US Finalizes Regulations for Clean Hydrogen Tax Credits with Key Changes
Key Ideas
  • The US IRS and Treasury issued final regulations for clean hydrogen tax credits under sections 45V and 48(a)(15) of the Internal Revenue Code, addressing methodology, verification, and requirements.
  • The regulations include key changes such as expanding the eligibility for Energy Attribute Certificates (EACs), transitioning to hourly matching by 2030, and allowing interregional delivery to meet deliverability standards.
  • New regulations also introduce provisions for using methane from biogas, renewable natural gas, and fugitive sources, requiring Gas Energy Attribute Certificates (gas EACs) for specific gas sources.
  • These changes aim to facilitate the transition to cleaner hydrogen production, incorporating feedback from 30,000 comment letters submitted to the Treasury, while maintaining core methodology and verification standards.

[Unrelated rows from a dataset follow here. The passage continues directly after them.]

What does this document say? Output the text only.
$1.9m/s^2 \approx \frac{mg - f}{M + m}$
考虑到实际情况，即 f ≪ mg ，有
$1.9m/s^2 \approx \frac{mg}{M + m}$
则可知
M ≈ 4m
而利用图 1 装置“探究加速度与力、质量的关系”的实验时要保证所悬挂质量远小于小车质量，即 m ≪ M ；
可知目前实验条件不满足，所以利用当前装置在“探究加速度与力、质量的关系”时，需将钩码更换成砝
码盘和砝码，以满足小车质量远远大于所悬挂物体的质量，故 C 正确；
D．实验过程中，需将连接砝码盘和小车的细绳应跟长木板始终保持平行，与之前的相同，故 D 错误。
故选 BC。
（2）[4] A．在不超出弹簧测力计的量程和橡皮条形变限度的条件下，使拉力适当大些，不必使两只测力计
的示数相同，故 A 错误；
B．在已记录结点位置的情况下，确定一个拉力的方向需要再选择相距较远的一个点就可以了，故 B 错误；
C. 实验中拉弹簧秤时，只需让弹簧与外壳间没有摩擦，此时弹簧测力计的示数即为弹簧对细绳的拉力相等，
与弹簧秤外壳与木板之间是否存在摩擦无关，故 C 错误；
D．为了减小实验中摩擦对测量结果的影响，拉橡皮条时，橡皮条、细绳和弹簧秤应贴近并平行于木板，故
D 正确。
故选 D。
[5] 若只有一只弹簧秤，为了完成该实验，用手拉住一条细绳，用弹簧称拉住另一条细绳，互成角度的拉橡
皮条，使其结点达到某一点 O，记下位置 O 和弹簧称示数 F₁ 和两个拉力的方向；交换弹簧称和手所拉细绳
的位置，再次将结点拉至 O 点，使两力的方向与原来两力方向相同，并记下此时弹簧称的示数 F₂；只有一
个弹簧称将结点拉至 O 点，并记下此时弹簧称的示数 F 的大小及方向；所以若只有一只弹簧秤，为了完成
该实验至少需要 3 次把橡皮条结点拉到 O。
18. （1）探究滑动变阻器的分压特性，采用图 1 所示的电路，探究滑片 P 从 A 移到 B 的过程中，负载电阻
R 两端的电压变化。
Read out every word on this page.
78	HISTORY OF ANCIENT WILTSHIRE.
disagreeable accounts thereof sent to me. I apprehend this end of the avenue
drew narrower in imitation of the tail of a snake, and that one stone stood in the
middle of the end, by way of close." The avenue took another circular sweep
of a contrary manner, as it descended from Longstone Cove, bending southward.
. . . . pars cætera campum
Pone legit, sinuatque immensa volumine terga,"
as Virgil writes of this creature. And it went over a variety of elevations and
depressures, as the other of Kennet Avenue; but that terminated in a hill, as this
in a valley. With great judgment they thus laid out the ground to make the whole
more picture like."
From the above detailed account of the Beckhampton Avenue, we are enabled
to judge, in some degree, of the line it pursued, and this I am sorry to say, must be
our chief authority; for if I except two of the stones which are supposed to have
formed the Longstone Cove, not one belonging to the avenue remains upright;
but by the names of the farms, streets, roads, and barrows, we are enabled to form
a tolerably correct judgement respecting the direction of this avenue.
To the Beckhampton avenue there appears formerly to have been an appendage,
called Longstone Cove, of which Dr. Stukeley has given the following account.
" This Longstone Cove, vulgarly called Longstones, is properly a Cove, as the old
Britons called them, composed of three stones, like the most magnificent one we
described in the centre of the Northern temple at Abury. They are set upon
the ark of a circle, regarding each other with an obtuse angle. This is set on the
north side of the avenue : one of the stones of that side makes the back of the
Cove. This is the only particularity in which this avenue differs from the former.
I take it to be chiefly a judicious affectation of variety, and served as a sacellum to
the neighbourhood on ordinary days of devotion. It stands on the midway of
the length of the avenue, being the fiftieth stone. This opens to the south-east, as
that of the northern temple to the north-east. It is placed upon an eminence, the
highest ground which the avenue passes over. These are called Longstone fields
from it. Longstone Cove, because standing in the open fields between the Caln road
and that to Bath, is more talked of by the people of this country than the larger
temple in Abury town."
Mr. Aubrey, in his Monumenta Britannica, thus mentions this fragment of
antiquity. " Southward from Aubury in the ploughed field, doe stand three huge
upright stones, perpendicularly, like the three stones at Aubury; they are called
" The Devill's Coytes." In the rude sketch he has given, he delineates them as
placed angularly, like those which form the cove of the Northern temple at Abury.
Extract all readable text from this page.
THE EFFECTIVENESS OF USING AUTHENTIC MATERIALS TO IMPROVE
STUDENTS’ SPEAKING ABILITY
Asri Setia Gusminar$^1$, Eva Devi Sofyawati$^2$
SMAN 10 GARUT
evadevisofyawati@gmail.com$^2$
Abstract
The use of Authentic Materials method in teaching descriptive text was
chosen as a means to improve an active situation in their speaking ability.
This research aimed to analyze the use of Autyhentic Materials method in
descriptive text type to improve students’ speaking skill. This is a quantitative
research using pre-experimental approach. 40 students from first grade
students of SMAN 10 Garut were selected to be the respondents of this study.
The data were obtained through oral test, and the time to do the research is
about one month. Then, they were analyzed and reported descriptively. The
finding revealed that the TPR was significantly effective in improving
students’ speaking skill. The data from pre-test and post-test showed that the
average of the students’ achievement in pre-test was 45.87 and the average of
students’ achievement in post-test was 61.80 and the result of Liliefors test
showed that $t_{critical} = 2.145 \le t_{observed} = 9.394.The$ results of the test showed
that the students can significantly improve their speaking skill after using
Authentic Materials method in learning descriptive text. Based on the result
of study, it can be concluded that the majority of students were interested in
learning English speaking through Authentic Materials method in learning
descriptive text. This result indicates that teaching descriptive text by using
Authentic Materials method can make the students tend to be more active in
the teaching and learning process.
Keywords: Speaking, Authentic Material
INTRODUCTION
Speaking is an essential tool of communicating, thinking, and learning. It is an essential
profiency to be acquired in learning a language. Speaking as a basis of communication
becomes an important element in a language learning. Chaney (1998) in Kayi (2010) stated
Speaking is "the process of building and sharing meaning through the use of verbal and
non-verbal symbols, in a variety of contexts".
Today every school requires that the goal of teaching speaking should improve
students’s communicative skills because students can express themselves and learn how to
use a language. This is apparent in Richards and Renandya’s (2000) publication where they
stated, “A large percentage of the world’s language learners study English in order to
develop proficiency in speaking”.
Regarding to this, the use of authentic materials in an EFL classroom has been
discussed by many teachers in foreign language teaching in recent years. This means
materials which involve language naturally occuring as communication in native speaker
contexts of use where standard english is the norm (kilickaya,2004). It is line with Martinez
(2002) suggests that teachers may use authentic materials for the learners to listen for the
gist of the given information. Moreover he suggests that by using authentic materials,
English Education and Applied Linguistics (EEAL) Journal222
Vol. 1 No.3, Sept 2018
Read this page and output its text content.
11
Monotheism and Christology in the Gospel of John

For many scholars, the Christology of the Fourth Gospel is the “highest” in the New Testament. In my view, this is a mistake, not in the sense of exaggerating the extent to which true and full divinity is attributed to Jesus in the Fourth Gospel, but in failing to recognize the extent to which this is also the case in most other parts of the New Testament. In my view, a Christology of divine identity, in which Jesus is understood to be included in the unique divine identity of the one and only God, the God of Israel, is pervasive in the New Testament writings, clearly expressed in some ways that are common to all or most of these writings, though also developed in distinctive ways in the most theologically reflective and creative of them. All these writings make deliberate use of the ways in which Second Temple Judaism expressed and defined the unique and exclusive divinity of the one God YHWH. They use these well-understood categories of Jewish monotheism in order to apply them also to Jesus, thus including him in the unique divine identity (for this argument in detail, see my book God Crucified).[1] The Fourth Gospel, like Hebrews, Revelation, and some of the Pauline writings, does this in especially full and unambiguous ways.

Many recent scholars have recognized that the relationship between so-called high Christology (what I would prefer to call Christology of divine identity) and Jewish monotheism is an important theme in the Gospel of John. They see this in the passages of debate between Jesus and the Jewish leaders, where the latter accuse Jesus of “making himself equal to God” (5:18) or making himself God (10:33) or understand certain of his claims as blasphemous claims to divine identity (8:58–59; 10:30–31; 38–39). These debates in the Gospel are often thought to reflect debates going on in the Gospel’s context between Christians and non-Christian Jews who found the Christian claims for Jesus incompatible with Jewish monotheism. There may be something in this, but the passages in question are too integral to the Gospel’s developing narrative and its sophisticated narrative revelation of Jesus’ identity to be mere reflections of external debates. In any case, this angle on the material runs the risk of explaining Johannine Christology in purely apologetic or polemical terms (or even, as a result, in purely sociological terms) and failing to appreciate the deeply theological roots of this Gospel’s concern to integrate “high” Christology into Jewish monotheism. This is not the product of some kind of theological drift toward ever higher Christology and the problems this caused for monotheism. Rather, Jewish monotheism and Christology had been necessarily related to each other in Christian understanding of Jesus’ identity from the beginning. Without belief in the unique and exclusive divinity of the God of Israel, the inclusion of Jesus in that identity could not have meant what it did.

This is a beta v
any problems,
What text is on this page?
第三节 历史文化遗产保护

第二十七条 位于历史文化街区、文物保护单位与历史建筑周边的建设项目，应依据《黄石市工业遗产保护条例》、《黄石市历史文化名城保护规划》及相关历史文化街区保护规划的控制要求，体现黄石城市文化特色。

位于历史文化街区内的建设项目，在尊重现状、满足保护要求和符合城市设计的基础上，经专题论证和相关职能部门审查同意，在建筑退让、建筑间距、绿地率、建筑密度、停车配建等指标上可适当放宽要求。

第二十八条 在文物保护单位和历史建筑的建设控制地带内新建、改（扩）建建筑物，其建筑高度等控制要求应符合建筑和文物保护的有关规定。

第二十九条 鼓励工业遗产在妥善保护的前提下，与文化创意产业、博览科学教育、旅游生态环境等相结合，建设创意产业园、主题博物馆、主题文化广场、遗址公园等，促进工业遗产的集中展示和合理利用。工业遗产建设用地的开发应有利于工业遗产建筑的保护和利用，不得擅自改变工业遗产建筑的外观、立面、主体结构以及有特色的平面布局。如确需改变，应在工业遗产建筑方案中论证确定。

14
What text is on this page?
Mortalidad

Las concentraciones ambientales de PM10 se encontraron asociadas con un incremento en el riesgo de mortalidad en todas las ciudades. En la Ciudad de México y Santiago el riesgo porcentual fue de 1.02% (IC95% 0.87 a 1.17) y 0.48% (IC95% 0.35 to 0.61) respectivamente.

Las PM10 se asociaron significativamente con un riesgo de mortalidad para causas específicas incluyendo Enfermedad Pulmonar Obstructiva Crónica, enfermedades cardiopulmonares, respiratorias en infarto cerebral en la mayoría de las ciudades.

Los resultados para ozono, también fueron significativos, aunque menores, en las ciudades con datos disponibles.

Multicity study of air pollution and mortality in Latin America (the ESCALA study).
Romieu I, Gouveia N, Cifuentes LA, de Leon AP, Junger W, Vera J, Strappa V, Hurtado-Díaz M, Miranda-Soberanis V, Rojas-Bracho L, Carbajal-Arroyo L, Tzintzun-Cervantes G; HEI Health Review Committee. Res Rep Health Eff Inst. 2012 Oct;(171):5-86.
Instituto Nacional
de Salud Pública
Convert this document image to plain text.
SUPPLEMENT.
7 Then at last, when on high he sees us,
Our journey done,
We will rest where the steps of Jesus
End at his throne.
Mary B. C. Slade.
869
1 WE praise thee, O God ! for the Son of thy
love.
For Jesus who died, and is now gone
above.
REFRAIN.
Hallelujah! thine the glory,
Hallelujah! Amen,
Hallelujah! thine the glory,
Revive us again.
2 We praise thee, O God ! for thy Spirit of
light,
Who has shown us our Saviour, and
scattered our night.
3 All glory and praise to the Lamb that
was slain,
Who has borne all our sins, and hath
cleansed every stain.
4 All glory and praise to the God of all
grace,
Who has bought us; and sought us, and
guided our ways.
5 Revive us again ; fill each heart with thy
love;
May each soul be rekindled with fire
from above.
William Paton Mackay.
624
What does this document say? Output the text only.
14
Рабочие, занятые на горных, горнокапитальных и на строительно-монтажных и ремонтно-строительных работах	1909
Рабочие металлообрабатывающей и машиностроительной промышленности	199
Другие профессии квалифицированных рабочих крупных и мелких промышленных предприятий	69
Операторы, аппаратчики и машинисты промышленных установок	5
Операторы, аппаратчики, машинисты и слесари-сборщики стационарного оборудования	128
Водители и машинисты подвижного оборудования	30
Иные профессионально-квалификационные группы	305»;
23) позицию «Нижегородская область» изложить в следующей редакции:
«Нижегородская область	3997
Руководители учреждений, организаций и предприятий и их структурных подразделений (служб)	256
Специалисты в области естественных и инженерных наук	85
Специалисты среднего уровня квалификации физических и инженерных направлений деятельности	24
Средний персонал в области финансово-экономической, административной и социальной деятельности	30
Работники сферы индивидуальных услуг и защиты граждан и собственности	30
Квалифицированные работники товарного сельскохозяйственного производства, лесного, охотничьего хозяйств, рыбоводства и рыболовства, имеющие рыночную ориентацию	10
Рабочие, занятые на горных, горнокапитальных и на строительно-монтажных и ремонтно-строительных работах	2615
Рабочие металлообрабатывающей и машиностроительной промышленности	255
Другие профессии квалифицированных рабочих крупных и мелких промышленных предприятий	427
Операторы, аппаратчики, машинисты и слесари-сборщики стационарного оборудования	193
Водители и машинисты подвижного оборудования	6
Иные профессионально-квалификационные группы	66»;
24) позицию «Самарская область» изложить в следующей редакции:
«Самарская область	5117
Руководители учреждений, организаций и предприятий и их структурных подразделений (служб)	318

The US Internal Revenue Service (IRS) and the Department of the Treasury have finalized regulations for clean hydrogen production tax credits under the Internal Revenue Code. These regulations address the determination of 'clean hydrogen' and additional requirements to mitigate negative emissions impacts from increased hydrogen production. Despite receiving around 30,000 comment letters on the proposed regulations, the final rules largely retain the methodology, verification requirements, and introduce three key pillars of incrementality, temporal matching, and deliverability. However, there have been significant changes and clarifications to ease the transition into the new regime. One significant change is the expansion of eligibility for Energy Attribute Certificates (EACs), allowing inclusion from facilities with carbon capture technology, certain restarted facilities, and those in qualifying states or nuclear reactors meeting specific criteria. The regulations also extend the deadline for transitioning to hourly matching to 2030 and introduce provisions for interregional delivery to meet deliverability standards. Moreover, the regulations introduce guidelines for using methane from biogas, renewable natural gas, and fugitive sources by implementing Gas Energy Attribute Certificates (gas EACs). These gas EACs allow taxpayers to specify the source of gas used for hydrogen production, enhancing transparency and incentivizing cleaner production methods. Overall, these changes aim to support the growth of clean hydrogen production by incorporating feedback from stakeholders while maintaining essential standards. The regulations provide a framework for incentivizing and regulating the shift towards cleaner energy sources, reflecting a positive step towards a more sustainable future.